Im Gegensatz zum System mit Geheimzahl garantieren unsere Identifizierungsmerkmale, die weder geraubt noch auf andere Personen übertragen werden können, dass man die befugte Person ist.

 

Die Verwendungsmöglichkeiten der biometrischen Daten bei der elektronischen Signatur bestehen nicht allein daraus, Menschen zu identifizieren, wie bei der Zugangskontrolle, sondern man kann mittels eines Kennwortes einen Zugang erhalten oder einen Prozess in Gang setzen. Wenn wir uns jedoch auf dynamische und biometrische Züge stützen, wie die handschriftliche Signatur oder die Stimme, schaffen wir es auf diese Weise eine aktive Willenserklärung eines Individuums zu dokumentieren, die untrennbar mit dem Menschen verbunden ist und nicht versehentlich abgegeben werden kann.

 

Die digitalisierte Unterschrift ist ab dem Zeitpunkt der Erfassung der handschriftlichen Unterschrift, mittels der oben genannten Charakteristika, für die Unterzeichnung von Verträgen, Dokumenten, Rechnungen und Protokollen prädestiniert.
Die Unterschriftendynamik ist sehr wichtig, nicht nur weil es die beste Möglichkeit darstellt, eine aktive Willenserklärung zu dokumentieren, sondern weil sie es ermöglicht, den Autor zu identifizieren, d. h. die eindeutige Zuordnung einer digitalen Unterschrift zu einer Person.

 

Die digitale Unterschrift teilt sich in statische und dynamische Merkmale auf. Statische Daten ergeben sich aus dem zweidimensionalen Schriftbild und können den Schriftsachverständigen Einzigartigkeiten offenbaren. Der dynamische Anteil einer elektronischen Signatur ist im Gegensatz zur normalen Unterschrift auf dem Papier wesentlich besser zu analysieren, da exakte digitale Daten vorliegen.

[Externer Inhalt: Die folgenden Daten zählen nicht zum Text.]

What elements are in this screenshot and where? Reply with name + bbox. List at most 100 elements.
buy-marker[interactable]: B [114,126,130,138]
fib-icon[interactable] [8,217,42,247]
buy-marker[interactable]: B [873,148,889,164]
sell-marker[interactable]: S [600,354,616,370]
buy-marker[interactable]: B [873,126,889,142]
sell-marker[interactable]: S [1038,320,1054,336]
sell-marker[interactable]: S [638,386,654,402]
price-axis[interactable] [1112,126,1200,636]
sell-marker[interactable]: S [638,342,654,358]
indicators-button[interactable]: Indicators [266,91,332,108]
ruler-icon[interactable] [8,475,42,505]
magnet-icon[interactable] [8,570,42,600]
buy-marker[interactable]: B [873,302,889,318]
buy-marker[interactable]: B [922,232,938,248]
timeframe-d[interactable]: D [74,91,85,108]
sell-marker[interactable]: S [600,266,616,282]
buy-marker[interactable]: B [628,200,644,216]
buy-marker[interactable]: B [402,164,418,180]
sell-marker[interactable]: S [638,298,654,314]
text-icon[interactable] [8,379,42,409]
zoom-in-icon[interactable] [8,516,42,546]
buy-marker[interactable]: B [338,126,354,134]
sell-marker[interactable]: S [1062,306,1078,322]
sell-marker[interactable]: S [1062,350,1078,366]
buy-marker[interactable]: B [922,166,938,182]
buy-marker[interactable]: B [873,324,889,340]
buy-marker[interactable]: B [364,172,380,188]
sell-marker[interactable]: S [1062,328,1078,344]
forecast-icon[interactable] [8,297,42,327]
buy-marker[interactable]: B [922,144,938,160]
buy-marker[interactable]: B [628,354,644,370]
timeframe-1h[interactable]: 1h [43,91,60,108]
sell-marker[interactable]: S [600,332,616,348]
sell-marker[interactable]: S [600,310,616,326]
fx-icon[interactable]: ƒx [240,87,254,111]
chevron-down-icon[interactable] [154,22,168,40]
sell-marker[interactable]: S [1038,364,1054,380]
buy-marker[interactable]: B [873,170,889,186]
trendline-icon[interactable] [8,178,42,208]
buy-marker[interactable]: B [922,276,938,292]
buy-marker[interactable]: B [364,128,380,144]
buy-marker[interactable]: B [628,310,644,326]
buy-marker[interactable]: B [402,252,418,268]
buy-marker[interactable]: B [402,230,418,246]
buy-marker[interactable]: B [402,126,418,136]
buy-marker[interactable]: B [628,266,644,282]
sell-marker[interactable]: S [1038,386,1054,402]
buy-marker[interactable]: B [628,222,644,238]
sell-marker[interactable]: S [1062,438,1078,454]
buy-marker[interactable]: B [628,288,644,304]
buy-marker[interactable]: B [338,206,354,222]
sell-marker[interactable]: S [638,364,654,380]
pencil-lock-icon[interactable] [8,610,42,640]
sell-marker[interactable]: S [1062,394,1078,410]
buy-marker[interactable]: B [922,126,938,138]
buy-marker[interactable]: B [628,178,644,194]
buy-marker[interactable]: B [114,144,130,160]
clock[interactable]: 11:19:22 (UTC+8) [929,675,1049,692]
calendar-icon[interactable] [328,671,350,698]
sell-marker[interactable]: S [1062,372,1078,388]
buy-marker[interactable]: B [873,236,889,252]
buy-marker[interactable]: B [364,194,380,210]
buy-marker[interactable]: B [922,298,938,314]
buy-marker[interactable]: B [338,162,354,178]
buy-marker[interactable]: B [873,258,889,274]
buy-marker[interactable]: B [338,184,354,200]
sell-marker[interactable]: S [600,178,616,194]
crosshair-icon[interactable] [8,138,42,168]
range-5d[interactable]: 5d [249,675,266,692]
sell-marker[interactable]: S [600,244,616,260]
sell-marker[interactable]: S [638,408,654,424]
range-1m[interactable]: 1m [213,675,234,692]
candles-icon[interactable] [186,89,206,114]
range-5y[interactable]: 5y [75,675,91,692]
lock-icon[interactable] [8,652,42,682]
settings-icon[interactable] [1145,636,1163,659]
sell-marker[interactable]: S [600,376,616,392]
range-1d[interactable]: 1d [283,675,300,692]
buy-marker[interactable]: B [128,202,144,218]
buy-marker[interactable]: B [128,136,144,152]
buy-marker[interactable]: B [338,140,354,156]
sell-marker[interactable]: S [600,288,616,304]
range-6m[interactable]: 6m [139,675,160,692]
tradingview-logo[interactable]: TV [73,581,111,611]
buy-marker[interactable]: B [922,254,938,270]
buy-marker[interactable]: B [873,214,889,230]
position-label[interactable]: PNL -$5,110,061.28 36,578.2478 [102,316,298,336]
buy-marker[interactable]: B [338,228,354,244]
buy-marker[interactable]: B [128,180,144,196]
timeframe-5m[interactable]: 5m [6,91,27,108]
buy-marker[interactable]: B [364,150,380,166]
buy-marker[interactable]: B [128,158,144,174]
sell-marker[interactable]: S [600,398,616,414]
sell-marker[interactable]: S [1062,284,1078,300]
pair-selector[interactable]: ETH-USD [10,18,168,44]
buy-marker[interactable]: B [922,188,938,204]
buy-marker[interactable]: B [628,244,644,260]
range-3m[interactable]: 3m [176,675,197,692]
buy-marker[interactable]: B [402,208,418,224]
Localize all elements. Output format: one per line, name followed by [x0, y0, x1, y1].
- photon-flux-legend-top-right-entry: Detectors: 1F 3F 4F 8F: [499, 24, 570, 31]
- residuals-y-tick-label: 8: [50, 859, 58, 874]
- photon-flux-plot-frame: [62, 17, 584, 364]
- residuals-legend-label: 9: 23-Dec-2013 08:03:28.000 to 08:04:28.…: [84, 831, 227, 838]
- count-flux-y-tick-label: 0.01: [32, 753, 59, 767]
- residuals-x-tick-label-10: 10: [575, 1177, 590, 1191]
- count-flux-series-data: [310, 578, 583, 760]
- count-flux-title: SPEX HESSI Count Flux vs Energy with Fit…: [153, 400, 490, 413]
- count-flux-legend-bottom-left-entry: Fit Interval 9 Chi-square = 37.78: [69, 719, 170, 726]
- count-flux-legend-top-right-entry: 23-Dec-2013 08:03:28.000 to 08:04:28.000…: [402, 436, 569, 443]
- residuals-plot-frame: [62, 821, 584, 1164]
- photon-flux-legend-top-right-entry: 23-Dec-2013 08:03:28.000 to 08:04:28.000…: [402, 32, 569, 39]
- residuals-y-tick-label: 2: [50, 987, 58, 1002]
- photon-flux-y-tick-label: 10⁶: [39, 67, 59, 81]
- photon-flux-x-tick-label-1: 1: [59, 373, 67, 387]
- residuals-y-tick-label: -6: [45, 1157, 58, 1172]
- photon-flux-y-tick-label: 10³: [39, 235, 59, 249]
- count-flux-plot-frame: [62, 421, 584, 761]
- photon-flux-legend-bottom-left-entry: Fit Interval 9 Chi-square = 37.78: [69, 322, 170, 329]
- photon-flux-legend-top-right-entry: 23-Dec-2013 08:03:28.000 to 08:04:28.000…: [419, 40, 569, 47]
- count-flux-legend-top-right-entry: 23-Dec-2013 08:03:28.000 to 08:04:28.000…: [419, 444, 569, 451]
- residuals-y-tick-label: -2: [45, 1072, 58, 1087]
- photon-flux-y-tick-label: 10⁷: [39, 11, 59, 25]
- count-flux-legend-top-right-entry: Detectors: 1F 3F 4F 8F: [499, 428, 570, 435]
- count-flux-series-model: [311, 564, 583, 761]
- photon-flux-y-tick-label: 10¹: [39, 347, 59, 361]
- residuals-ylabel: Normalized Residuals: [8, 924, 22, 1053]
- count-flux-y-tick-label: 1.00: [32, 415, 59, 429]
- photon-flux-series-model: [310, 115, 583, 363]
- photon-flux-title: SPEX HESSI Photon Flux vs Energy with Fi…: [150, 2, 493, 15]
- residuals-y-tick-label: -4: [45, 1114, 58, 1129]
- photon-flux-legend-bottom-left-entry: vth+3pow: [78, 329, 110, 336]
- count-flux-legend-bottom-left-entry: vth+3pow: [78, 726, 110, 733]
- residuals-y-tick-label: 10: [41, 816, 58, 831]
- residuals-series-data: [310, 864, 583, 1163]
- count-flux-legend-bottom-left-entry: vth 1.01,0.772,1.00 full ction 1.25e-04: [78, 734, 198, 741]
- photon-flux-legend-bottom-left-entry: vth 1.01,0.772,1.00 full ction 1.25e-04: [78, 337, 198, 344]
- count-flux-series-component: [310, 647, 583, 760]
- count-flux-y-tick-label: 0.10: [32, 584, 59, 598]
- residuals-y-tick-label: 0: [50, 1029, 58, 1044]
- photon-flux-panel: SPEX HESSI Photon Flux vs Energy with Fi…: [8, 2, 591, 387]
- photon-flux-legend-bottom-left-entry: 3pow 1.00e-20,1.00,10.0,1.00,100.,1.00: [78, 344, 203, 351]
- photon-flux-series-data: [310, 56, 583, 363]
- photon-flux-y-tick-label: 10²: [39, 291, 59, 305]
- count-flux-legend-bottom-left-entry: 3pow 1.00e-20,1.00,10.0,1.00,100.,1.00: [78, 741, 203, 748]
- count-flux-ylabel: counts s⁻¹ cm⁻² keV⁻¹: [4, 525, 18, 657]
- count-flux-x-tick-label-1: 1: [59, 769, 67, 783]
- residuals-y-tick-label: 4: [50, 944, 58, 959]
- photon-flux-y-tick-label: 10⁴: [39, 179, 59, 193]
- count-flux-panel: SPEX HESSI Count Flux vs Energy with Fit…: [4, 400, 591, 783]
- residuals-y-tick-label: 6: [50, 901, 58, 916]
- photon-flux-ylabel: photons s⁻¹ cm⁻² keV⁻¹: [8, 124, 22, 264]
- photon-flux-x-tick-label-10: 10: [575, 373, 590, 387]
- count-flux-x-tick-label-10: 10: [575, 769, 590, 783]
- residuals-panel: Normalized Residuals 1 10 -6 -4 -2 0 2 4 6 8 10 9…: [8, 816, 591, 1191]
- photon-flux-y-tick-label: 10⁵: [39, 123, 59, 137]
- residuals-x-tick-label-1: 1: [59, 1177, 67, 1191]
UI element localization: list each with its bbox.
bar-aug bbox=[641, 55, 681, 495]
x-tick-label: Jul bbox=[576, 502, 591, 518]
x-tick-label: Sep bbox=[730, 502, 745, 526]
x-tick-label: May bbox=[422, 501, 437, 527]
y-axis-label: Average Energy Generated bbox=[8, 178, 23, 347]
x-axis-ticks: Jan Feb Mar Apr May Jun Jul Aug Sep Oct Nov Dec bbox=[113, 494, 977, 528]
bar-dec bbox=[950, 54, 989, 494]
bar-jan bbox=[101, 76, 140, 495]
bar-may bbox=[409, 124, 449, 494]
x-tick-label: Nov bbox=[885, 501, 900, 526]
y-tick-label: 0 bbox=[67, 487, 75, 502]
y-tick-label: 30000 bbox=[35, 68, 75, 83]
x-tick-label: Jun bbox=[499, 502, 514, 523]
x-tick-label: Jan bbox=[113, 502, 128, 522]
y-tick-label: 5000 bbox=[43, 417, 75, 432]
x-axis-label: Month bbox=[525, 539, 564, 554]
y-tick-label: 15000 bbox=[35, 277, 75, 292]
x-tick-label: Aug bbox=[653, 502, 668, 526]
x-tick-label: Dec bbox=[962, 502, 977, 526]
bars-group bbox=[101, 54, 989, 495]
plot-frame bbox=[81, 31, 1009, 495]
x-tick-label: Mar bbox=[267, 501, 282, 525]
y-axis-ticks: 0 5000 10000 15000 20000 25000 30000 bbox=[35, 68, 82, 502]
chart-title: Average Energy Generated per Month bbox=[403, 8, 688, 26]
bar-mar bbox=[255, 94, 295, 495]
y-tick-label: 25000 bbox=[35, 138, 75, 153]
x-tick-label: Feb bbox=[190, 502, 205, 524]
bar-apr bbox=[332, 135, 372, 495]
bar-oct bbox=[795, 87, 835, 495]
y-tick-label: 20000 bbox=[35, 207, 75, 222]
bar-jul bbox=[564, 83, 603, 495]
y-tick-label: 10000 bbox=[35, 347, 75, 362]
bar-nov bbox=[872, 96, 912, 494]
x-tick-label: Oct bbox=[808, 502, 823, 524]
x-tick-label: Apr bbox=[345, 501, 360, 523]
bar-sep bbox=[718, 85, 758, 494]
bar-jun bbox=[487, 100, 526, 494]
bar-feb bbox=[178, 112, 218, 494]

Nur dynamische Daten, wie der Schreibdruck, die Schreibrichtung, die Schreibgeschwindigkeit und die Geschwindigkeitsveränderungen, können ein Höchstmaß an Identifikationssicherheit bieten.
Jeder ist dazu in der Lage - gewisse Übung ist vorausgesetzt - die handgeschriebene Signatur einer anderen Person zu imitieren, da es nicht schwierig ist an Vorlagen zu gelangen. Trotz allem ist es für den Unterschriftenfälscher unmöglich die dynamischen Züge der Unterschrift zu reproduzieren, auch wenn sie ihm bekannt wären.

 

So verwandelt sich die normale Unterschrift für diejenigen, die die elektronische Signatur verwenden möchten in die beste und sicherste Option.